Looks like I won’t be able to make it today – code on without me!
Some thoughts after trying to produce a gold standard set of testing data (I’ve annotated a decently large number of rows):
-Lots of addresses are vague. Hearings sometimes pertain to geographical regions rather than specific locations, and those regions can be defined by rectangles of points. Addresses often also have room number information inside them (‘22 Mumble Street, Floor 7, Room Fifty-Six, Borough of the Bronx’), which will need to be reconciled.
-Lots of meetings contain multiple addresses and this is not something the schema manages currently, which means that the gold standard data will need updating when this is fixed. In particular, a meeting tends to happen at place A, with documents available for advance review at place B, and will pertain to places C-M or something. I’m not sure how to address this in the schema; since we’re talking about making sense of text boxes, there may be some real work here.

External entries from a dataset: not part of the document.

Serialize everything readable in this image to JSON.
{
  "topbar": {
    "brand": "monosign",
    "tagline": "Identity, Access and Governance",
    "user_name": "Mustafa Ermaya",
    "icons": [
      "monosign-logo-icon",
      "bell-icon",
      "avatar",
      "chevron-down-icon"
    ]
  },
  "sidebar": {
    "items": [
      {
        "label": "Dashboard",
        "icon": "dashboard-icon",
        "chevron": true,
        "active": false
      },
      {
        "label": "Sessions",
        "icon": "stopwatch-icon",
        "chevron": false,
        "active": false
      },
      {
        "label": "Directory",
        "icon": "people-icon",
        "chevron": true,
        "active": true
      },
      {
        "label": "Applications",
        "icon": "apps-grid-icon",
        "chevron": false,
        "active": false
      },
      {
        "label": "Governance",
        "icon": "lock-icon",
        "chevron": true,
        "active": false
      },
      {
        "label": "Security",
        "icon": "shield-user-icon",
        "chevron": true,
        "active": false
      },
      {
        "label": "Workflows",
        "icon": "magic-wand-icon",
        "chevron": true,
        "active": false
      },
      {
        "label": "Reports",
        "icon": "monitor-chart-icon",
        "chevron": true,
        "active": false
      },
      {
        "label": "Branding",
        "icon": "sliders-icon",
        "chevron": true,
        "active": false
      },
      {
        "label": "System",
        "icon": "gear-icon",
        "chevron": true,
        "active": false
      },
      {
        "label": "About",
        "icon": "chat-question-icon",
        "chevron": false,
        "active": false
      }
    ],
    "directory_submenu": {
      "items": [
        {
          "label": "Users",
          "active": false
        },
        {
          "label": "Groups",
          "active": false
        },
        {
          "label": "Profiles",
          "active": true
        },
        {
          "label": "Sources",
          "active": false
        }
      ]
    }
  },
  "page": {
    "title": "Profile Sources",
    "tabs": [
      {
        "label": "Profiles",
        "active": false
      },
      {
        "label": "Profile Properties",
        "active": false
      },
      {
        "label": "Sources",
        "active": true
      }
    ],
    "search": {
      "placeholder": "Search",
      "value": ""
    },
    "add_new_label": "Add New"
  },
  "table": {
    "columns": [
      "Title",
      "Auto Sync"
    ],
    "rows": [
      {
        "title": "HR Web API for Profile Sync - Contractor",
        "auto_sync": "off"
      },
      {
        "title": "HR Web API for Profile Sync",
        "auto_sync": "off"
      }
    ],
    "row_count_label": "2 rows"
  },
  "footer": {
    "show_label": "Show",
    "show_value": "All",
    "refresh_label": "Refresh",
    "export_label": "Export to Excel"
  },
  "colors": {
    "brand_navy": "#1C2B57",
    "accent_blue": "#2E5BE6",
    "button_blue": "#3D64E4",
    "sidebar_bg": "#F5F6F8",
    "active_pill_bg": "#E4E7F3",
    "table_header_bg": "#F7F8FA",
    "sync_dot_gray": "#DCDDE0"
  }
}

-An idea that may be useful for future work/parser writers: If you can identify accurately what kind of announcement a thing is, you can almost parse it with array lookups as you would an actual log file. An example is the Notice of Intent to Issue New Solicitation entry type: these are agonizingly structured and probably won’t change soon. They also constitute about 10% of the sample, so killing these dead could be a decent-sized win for very little effort. I haven’t been able to find anything else that’s as large a fraction, but I haven’t been looking very hard. It may also be the case that many of the addresses are contained within highly specialized entry types, so even if these documents are a small fraction of the input, parsing them could be a large fraction of the value.
Keep doing great stuff,
Dennis